The catechism of the Book of Common Prayer says that prayer
is “responding to God, by thought and by deeds, with or without words.” (BCP
856) That’s a pretty expansive definition of prayer. Many of us carry around an
unexamined view of prayer that is pretty passive: something like being seated
on the lap of a Santa-Claus God with our wish lists. So I think Jesus invites
us to rethink this by putting this persistent widow before us today. Pray like her,he says. Pray like you
mean it!
Next weekend Jesus will still
be “on the way” and he’ll still be talking about prayer. I’ll leave that text
for your rector, but here’s a preview of that coming attraction: there will be
these two men praying in the temple, one a Pharisee and one a tax collector.

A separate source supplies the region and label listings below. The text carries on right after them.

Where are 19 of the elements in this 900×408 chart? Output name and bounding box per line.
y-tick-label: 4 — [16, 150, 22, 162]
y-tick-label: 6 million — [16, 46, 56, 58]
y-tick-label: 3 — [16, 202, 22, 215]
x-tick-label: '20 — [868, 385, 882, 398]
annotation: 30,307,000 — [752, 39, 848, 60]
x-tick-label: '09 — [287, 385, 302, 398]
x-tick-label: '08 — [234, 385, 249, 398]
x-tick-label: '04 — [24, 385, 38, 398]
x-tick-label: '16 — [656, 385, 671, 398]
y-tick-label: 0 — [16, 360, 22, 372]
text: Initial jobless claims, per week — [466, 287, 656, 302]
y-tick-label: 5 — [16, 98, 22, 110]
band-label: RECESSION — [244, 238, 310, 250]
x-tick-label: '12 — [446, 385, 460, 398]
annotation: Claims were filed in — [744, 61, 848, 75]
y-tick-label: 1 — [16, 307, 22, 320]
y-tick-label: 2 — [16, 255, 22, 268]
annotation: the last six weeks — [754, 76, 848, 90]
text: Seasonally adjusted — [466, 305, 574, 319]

The Pharisee prays in a way that isolates him from his neighbor—he even has the
audacity to say out loud, “thanks that I’m not like that guy!” In contrast, the tax collector offers a humble
prayer that neatly summarizes the first three steps of a twelve-step program: Lord,
have mercy on me, a sinner.
As this week unfolds, I
invite you to reflect on your own prayer life. There is not one right way to
pray. But we can all improve our prayer lives if we link these three gospel
readings together like beads on a prayer chain. Taken together, last week, this
week, and next week we are invited to do three things toward that end: first, cultivate gratitude. On the worst of
days, waking up in the morning is better than not. There is so much to be
thankful for, so make a list, and count your blessings. Second, be persistent in prayer. Even when it
feels like nothing is happening, keep at it. Be like that widow. And third, be humble. Remember that you cannot
confess someone else’s sin; only your own. All of us fall short of the glory of
God. Yet God’s grace is bigger than our failings.
Pray without ceasing, by thought and by deed, with or
without words. But keep praying—as if your very life depends on it.